Nell’agosto 2016 è stato firmato con il Sudan un memorandum sulla gestione dei fenomeni migratori e delle frontiere: a sottoscriverlo l’allora direttore generale della Pubblica sicurezza, Franco Gabrielli, governo Renzi e il sottosegretario alla Presidenza del consiglio con delega alla sicurezza della Repubblica Marco Minniti, poi ministro dell’interno.
A rappresentare la controparte il capo delle forze di polizia sudanesi, generale Hashim Osman el-Hussein, uomo di fiducia del dittatore Omar Hassan al-Bashir, dal 30 giugno 1989 incriminato dalla Corte Penale Internazionale per genocidio e crimini contro l’umanità.
L’accordo Sudan Italia in vigore
L’accordo, ancora in vigore, prevede misure per contrastare il crimine organizzato e il traffico di esseri umani: scambi di esperti, attività addestrative, mezzi ed equipaggiamenti, gestione congiunta di rimpatri anche di cittadini di paesi terzi. Roma impegnata a finanziare programmi allo sviluppo a favore dei campi con oltre un milione e mezzo di rifugiati e sfollati interni.
L’ultima missione umanitaria del ministero esteri, agosto 2022, nei campi di Um Rakuba e Tunyadbah. In quegli stessi giorni anche una decina di militari italiani arrivavano a Khartoum a bordo di un aereo privato (privato Cai, compagnia aerea Aise). «Il loro compito è quello di istruire gli ex janjaweed, i miliziani arabi impiegati durante la guerra in Darfur e che ora si sono riciclati nelle Rapid Support Forces», ha denunciato Massimo Alberizzi, direttore di Africa ExPress.
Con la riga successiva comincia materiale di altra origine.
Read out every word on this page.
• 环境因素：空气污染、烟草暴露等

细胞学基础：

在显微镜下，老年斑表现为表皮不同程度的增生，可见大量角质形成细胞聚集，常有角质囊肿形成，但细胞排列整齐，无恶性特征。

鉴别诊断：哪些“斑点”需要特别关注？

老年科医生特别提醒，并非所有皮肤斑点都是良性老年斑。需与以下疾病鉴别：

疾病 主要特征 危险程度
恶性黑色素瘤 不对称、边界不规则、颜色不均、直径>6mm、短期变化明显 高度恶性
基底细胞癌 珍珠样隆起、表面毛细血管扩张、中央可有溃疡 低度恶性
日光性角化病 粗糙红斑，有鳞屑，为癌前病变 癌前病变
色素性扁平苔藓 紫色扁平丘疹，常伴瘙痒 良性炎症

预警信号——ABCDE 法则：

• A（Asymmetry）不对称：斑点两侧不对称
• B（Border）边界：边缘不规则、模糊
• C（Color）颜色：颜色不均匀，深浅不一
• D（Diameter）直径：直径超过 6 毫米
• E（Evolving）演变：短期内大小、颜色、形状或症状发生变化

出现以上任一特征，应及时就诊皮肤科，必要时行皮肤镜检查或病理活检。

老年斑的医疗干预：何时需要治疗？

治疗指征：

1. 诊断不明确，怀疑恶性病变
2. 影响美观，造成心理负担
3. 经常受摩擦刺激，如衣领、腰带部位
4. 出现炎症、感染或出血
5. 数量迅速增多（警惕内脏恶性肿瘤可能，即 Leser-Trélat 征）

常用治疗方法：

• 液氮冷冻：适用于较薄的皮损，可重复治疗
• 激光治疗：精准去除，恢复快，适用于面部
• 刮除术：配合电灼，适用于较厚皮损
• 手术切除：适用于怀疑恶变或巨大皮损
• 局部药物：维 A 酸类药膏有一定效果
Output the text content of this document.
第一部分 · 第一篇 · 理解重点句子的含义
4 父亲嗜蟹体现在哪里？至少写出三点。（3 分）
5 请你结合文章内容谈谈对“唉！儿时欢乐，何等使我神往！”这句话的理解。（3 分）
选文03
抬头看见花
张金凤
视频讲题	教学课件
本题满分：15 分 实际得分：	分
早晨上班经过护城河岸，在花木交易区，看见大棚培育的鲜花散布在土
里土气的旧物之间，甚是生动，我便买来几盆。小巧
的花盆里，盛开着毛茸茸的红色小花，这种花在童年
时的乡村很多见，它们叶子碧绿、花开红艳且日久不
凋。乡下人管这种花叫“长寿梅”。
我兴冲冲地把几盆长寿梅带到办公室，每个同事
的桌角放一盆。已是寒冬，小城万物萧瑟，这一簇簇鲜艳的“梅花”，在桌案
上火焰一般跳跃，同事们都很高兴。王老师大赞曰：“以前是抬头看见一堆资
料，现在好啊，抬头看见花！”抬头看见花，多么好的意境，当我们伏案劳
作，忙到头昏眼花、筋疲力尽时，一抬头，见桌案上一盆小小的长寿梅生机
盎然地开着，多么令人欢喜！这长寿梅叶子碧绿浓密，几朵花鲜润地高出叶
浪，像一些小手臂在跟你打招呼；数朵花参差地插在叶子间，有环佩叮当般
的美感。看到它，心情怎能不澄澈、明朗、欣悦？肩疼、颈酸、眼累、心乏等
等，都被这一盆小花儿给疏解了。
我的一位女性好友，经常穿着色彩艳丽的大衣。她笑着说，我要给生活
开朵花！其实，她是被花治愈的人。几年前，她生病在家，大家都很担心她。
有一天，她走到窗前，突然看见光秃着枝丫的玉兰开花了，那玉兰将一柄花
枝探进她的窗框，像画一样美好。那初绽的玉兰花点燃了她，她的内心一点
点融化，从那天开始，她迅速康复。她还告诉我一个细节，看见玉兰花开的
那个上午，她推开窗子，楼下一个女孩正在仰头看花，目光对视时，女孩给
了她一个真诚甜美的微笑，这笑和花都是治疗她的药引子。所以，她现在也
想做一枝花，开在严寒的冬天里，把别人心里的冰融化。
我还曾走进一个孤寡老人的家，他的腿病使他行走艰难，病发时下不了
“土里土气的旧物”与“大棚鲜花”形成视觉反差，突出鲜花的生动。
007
Addestratori militari italiani
Le attività addestrative sarebbero state formalizzate in occasione di un vertice del gennaio 2022 tra il vicepresidente Hemeti e una delegazione del ‘Dipartimento delle informazioni per la sicurezza’, i Servizi segreti esteri. A guidarla, sempre secondo Alberizzi, il generale Giovanni Caravelli (dal maggio 2020 direttore dell’Aise) e il tenente colonnello Antonio Colella.
«Durante l’incontro è stato confermato l’impegno italiano ad addestrare i janjaweed, ufficialmente per bloccare i migranti che tentano di raggiungere il Mediterraneo e quindi l’Europa attraverso il Sudan e la Libia», conclude il giornalista.
La missione dei servizi segreti italiani era già stata rivelata dal quotidiano Al-Sharq di Doha, Qatar. «Fonti sudanesi ci hanno riferito che ieri 11 gennaio 2022 il vicedirettore dell’intelligence italiana, Giovanni Caravelli, si è recato in Sudan, in una visita ufficiale non annunciata e durata solo alcune ore, durante la quale ha avuto colloqui con il vicepresidente del Transitional Sovereignty Council, il generale Muhammad Hamdan Dagalo e il direttore dell’intelligence sudanese, generale Ahmed Ibrahim Mufaddal», scriveva Al-Sharq.